Jusos: Die Garantie der öffentlichen Sicherheit ist eine hoheitliche Aufgabe. Sie hat durch den Staat zu erfolgen. Eine Beteiligung Privater darf nicht Voraussetzung für die Garantie der öffentlichen Sicherheit sein. Eine Kostenerstattung Privater ist für uns dann gerechtfertigt, wenn der Einsatz der Polizei wegen einer bestehenden Gefahr tatsächlich notwendig war und diese Gefahr schuldhaft (!) von einem Privaten verursacht wurde. Diese Voraussetzungen werden bei Einsätzen der Polizei bei Fußballspielen indes selten gegeben sein, insb. wird wohl der Verein nicht Verursacher der Gefahr sein. Deshalb ist die politische Diskussion darüber größtenteils unsachlich. Ausgeblendet wird, dass es auch zahlreiche andere Großeinsätze der Polizei gibt, die Kosten für den Staat verursachen. Außerdem muss berücksichtigt werden, dass ein Fußballspiel auch umfangreiche Steuereinnahmen generiert. Vereine finanzieren die Polizei daher ohnehin mit.

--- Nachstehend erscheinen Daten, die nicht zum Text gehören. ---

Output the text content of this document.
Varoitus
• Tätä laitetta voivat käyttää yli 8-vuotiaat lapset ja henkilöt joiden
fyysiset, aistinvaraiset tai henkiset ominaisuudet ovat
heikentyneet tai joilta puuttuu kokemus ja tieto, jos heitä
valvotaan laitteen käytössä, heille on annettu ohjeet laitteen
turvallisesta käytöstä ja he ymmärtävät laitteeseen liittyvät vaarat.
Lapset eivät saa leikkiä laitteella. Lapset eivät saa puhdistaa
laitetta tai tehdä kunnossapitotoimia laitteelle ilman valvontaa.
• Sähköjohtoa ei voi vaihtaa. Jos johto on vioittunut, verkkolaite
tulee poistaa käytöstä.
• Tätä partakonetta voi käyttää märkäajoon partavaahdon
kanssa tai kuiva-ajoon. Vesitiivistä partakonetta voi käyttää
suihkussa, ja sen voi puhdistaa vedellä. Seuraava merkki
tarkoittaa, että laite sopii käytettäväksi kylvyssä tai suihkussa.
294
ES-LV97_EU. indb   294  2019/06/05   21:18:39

Coloniacs: Die Stadionverbotsproblematik wurde aus rechtlicher Perspektive bereits ausreichend beleuchtet. Grundsätzlich stellt sich jedoch die Frage, ob Stadionverbote ein probates Mittel zur Problemlösung sind. Unsere These: Stadionverbote verlagern die Probleme lediglich vor die Tore der Stadien. Wie stehen Sie dazu? Welche Alternativen sehen Sie zu Stadionverboten? In welcher Form setzen Sie sich für eine Durchsetzung solcher alternativer Wege ein?
Jusos: Grundsätzlich sind Stadionverbote privatrechtliche Auflagen, die aber Konsequenzen für die öffentliche Sicherheit haben. Wie auch bei Überwachungsmaßnahmen gibt es natürlich Ausweicheffekte. Besonders Gruppenstrafen ohne Nachweis individueller Täterschaft sind problematisch. Tatsächlich gibt es aber auch Fangruppen, die regelmäßig rassistische, antisemitische oder homophobe Anfeindungen als wesentliche Kerninhalte transportieren. Vereine müssen das Recht haben, sich von diesen zu distanzieren. Wir würden eine klarere allgemeine Regeln des Komplexes Stadionverbote befürworten. Dabei wären freiwillig einzuhaltende Standards vermutlich der beste Weg, da es schwierig sein dürfte, den Vereinen die Ausübung ihres Hausrechts im Wege des „Stadionverbots“ zu verbieten.
Coloniacs: Mehrere Medien berichteten in der Vergangenheit über V-Männer in der Fußballfanszene. Unserer Ansicht nach eine total überzogene und äußerst diskussionswürdige Maßnahme. Benötigen wir V-Männer Ihrer Meinung nach in der Fußballfanszene? Warum / Warum nicht? Stellt der Verfassungsschutz einen Teil von Fußballfans mit solch einer Handlung auf eine Stufe mit Hells Angels und NSU? Haben sich V-Leute nicht bereits mehrfach als ungeeignet erwiesen? Wie stehen Sie zu einer generellen Abschaffung von V-Leuten?
Jusos: Wir lehnen den Einsatz von V-Leuten generell ab und fordern ihre Abschaffung.
Coloniacs: Sie sprechen sich für / gegen die finanzielle Förderung von sozialpädagogischen Fanprojekten aus? Warum?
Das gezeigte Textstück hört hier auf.